We have not be able to test the triggers anywhere else that has any load on
it.  If we run it on a test set of data, it works fine because it is not
being hit by that many users.  However, if we disable the triggers,
everything on the live server appears to work fine and PostgreSQL never dies.

Also, we are using the PostgreSQL ODBC driver from a Windows application we
have developed.  It seems that if the user tries to access the server while
it restarts after this error, they get an error.  However, if the user is
not doing anything when the server restarts and then tries to access data
later, it appears to automatically do the reconnect and everything is fine.

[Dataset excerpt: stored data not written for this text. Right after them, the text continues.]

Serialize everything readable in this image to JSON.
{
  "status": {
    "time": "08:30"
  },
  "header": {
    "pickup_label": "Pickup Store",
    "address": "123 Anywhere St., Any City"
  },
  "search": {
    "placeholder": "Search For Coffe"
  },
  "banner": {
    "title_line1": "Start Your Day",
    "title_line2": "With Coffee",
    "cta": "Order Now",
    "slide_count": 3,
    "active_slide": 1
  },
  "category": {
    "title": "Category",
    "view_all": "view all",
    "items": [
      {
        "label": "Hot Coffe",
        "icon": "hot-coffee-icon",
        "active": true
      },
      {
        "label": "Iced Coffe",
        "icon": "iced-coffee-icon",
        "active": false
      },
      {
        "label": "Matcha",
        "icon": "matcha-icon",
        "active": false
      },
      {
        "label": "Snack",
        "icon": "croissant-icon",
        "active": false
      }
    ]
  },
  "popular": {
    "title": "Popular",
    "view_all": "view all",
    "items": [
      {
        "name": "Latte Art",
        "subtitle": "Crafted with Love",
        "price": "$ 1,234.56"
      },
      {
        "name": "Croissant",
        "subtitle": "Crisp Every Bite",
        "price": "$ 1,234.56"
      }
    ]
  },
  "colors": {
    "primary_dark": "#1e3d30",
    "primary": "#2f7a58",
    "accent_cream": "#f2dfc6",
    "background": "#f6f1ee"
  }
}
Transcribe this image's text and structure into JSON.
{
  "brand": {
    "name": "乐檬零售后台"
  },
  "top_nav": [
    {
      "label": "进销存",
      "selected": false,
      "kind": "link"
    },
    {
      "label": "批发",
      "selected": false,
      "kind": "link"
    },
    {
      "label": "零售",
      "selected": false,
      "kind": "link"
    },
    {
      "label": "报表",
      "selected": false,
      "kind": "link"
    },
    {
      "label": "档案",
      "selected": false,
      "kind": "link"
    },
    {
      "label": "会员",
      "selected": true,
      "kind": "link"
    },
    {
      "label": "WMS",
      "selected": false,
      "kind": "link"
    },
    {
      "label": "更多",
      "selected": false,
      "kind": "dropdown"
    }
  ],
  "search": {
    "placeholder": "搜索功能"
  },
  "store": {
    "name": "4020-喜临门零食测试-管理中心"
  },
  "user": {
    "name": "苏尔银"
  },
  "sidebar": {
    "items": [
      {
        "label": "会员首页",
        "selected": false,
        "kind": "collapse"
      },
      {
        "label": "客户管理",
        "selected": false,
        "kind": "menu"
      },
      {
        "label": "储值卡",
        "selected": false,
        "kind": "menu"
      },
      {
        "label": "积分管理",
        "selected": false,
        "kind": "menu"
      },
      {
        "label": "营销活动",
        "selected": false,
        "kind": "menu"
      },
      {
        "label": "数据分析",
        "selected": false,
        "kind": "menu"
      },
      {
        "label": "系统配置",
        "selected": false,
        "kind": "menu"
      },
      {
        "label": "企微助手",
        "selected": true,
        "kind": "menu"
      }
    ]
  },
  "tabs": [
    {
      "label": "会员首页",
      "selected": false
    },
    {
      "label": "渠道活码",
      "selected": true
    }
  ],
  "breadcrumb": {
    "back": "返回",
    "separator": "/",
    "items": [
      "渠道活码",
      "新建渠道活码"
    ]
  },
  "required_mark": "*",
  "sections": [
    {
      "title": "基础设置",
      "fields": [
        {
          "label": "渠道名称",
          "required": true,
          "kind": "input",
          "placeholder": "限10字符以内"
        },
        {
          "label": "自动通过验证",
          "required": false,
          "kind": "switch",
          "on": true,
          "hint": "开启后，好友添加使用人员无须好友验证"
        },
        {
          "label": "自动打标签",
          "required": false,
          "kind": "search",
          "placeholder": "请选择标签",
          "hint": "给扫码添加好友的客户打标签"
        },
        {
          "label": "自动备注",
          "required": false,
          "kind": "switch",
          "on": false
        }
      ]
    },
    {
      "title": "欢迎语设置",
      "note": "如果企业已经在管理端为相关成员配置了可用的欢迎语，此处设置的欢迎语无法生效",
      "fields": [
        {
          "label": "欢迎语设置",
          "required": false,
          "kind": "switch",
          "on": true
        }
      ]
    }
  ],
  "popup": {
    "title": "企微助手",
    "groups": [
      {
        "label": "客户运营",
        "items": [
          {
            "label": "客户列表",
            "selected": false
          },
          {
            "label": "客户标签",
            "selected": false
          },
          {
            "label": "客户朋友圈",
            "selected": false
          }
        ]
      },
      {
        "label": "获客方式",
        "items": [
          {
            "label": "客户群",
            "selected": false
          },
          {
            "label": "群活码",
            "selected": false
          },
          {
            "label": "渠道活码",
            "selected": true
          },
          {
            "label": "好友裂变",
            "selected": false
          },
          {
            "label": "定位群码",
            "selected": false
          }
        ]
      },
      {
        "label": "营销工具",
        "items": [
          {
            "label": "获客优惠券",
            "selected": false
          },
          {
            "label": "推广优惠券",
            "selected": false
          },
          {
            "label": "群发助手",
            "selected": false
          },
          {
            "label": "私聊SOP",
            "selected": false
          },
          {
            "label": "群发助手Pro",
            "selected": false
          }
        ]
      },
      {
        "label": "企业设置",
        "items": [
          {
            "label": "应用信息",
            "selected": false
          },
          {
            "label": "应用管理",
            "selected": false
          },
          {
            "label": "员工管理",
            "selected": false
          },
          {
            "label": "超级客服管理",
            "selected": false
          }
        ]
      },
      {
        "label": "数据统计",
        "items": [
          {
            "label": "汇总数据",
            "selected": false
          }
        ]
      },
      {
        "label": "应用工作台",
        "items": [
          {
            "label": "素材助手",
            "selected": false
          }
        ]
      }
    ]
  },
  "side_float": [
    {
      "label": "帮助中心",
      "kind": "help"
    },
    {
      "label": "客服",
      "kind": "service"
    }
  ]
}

Thanks again for your assistance.


Thank you,
Carl M. Nasal II
BMA Enterprises, Inc.



Ian Barwick wrote:
> 2006/7/11, Carl M. Nasal II <cnasal@bmaenterprises.com>:
> (...)
>> Any ideas of what is causing the server to crash will be helpful.
>>
>> Below are the lines from the PostgreSQL serverlog file when the crash
>> occurs:
>> ----------------------------------------------------------------------------
>>
>> LOG:  server process (PID 29153) exited with exit code 255
>> LOG:  terminating any other active server processes
>> WARNING:  terminating connection because of crash of another server
>> process
> (...)
>
> It would be helpful if you provided the PostgreSQL version you're
> using as well as details of the OS and possibly the hardware.
>
> I've seen this kind of error in connection with hardware errors
> (typically bad RAM or severe hard disk errors). Have you attempted
> replicating this problem on another system to confirm / exclude this
> as a possible cause?
>
> Ian Barwick
>

Re: PostgreSQL Server Crash using plPHP or PL/Perl

От
Scott Marlowe
Дата:
On Wed, 2006-07-12 at 07:32, Carl M. Nasal II wrote:
> I apologize for not including the server information in the last e-mail.  I
> knew I would forget something.  :)
>
> PostgreSQL 8.1.4 (compiled from source)
> Debian GNU/Linux 3.1
> Intel(R) Pentium(R) D CPU 3.00GHz
> 1GB RAM
>
> We have not be able to test the triggers anywhere else that has any load on
> it.  If we run it on a test set of data, it works fine because it is not
> being hit by that many users.  However, if we disable the triggers,
> everything on the live server appears to work fine and PostgreSQL never dies.
>
> Also, we are using the PostgreSQL ODBC driver from a Windows application we
> have developed.  It seems that if the user tries to access the server while
> it restarts after this error, they get an error.  However, if the user is
> not doing anything when the server restarts and then tries to access data
> later, it appears to automatically do the reconnect and everything is fine.

a poor man's way to apply lots of parallel load is to build a few web
pages that can individually apply a bit of load, and use apache's ab
program to beat on the web server and, by extension, the database.